James preferisce infatti l’assurdo mestiere dell’artificiere alle gioie della vita borghese con la famiglia – in tal senso la scena della spesa al supermercato, con il protagonista che si ritrova di fronte decine e decine di marche diverse di corn flakes tra cui scegliere, più che come una banale critica alla società dei consumi, è da intendere come una sintesi semplice ed efficace del suo stato di disagio – e non sa perché. Egli non sa perché fa quello che fa, non sa perché è quello che è (in un momento di sconforto è proprio lui a dirlo al commilitone che desidera tornare a casa per vivere una vita normale, lontano da quelle strade di morte: “Do you know why I am what I am…?” ….”Er… No…” è la risposta, dolente, del compagno).

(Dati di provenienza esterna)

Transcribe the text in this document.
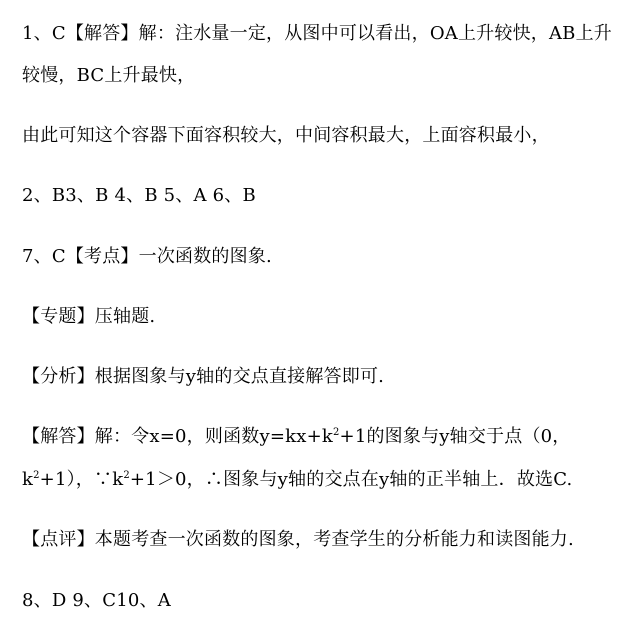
1、C【解答】解：注水量一定，从图中可以看出，OA上升较快，AB上升
较慢，BC上升最快，
由此可知这个容器下面容积较大，中间容积最大，上面容积最小，
2、B3、B 4、B 5、A 6、B
7、C【考点】一次函数的图象.
【专题】压轴题.
【分析】根据图象与y轴的交点直接解答即可.
【解答】解：令x=0，则函数$y=kx+k^2+1$的图象与y轴交于点（0，
$k^2+1$），$\because k^2+1>0$，∴图象与y轴的交点在y轴的正半轴上．故选C.
【点评】本题考查一次函数的图象，考查学生的分析能力和读图能力.
8、D 9、C10、A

Film al contempo realistico e allucinato sulle pulsioni più profonde che ci portano all’azione, The Hurt Locker è un film sulla dannazione e la disperazione di portare la guerra dentro di sé, scevro dai futili pacifismi o da considerazioni idealistiche sull’essere umano. Kathryn Bigelow, pur con uno sguardo talora parziale, rileva la contraddizione che anima gli uomini come James, insieme intelligenti e alienati, e sceglie coerentemente di non dare soluzioni agli spettatori: il ritorno del sergente al fronte (se di “fronte” si può parlare) è la dimostrazione di un enigma non sciolto (e forse anche questo ha contribuito ad irritare la critica benpensante), di una sorta di richiamo della foresta che non si spegne nell’animo umano.
Sarebbe riduttivo, pertanto, fermarsi alla lettera delle dichiarazioni della regista: The Hurt Locker vibra di un’intensa malinconia, di un’impossibilità di essere normali che non si può liquidare come la semplice paura di una vita ordinaria.
Il film non va letto in chiave ideologica, semmai in senso antropologico, come il racconto dell’impotenza a dominare completamente il proprio intimo sentire. Ed è, in tal senso, e nella sua ambiguità, un film sommessamente tragico sulle oscurità dell’animo umano.
Uno dei più dolenti e misconosciuti della rassegna veneziana di quest’anno.